A magazine publishes lateral acceleration capability from cars it tests. Measurements are made using a 150' diameter skidpad, the vehicle path deviates from the circle +/- 2 ft and the vehicle speed is read from a fifth wheel sensor measuring the system to +/- .5 mph. Then it says to estimate the experimental uncertainty if the reported lateral acceleration is .7g.

All I can think of is A=v^2/r...and some how i would have to cut the 150 diameter into 75 as a radius. I got 75 +/- .0133. then i found v = to 22.69, and you have to square that...I'm basically stumped...the answer is like 4.XX%

I did the calculation and I got 8%.

hmm well its supposedly like 4.45%, i have a feeling this has something to do with partial derivatives?

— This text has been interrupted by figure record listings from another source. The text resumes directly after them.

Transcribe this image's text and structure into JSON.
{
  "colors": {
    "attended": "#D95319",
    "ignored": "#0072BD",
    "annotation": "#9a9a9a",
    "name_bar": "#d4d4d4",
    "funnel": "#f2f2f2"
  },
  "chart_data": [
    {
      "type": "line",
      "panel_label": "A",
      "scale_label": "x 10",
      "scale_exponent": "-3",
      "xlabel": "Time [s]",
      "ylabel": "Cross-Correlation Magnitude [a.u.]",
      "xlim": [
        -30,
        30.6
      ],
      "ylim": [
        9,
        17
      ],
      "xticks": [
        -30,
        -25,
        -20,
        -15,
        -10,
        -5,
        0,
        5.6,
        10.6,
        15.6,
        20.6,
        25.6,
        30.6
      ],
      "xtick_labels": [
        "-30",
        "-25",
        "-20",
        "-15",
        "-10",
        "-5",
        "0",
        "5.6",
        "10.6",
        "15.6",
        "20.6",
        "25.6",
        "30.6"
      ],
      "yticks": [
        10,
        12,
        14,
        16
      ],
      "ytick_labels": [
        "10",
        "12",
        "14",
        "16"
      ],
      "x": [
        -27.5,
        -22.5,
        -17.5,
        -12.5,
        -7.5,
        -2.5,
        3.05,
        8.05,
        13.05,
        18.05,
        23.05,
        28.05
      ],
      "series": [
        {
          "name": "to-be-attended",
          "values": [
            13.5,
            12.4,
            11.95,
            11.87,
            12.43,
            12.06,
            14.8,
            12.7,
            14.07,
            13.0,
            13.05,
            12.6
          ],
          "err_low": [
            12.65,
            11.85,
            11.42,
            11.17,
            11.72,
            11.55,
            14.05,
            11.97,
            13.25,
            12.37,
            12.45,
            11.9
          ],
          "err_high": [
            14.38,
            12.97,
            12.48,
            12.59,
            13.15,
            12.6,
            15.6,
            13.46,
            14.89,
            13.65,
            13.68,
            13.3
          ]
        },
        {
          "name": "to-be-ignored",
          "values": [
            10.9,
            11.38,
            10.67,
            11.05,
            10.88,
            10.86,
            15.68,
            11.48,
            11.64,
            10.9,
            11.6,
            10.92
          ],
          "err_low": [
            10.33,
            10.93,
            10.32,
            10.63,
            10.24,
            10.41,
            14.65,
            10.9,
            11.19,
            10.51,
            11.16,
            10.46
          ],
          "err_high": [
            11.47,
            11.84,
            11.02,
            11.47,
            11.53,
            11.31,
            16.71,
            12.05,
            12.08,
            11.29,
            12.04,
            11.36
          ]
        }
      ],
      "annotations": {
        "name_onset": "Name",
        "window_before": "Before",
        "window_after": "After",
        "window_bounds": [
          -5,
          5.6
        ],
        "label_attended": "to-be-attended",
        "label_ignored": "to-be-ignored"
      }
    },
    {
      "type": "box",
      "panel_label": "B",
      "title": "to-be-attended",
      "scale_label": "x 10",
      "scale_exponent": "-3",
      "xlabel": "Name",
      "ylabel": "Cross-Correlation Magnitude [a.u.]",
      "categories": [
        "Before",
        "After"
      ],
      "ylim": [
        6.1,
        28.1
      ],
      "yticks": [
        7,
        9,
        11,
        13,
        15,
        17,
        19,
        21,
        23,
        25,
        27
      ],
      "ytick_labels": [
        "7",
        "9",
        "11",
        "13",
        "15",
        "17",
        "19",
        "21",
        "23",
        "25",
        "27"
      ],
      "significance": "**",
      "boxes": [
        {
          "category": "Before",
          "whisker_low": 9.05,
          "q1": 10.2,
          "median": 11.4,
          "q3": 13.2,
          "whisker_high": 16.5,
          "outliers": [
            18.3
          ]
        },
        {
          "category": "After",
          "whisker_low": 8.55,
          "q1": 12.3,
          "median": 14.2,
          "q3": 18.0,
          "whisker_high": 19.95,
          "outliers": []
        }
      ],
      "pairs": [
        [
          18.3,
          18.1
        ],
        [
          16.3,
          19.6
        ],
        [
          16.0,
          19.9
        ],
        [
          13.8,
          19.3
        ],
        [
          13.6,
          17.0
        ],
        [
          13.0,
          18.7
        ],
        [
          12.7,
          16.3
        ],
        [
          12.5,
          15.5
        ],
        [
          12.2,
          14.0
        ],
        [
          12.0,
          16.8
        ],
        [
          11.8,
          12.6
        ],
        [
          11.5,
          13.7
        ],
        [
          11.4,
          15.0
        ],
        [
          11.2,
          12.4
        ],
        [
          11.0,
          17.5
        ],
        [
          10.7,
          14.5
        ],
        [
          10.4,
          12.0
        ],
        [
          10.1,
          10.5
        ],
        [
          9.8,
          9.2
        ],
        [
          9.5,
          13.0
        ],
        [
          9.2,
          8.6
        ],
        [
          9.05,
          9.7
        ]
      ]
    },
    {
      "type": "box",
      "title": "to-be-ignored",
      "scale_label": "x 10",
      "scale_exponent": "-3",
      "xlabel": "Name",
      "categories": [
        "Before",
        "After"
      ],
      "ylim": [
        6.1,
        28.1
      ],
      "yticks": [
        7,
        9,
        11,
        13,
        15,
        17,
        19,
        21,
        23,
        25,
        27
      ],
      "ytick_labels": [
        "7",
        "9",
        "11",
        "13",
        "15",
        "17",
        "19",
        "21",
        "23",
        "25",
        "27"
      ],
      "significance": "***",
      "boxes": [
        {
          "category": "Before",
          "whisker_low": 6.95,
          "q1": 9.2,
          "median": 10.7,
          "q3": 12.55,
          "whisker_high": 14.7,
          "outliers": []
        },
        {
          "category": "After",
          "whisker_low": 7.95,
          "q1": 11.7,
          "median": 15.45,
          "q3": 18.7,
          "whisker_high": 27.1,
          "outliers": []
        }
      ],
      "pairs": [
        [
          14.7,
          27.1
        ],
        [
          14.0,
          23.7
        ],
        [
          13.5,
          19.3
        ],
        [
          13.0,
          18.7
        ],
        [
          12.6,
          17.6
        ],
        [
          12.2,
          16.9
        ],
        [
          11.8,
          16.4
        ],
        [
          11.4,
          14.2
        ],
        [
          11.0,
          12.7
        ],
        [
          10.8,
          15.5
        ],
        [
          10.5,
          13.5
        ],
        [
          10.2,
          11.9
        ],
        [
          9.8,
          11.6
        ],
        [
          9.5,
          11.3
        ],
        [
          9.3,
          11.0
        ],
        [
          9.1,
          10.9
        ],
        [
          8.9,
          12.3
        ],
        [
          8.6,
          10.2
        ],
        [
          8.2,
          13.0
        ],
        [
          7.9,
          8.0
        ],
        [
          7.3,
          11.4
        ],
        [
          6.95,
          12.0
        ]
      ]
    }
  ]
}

no, you dont need partial derivatives to solve it. Ill get back to you with the answer, by the way, how many feet in a mile?

5280 feet in mile

I Still cant get it, I get something liek 3.8%.

Chronos
Gold Member
See if this helps
$$A = \frac{1.226r}{t^2}$$
where
A = acceleration in g's
t = time [in seconds] to complete 1 lap
This is how g's are calculated on a skidpad
re: http://www.carcraft.com/howto/53698/index7.html

yeah but im not given any information about times

Chronos
$$A = \frac{1.226rv^2}{d^2}$$ Does that help?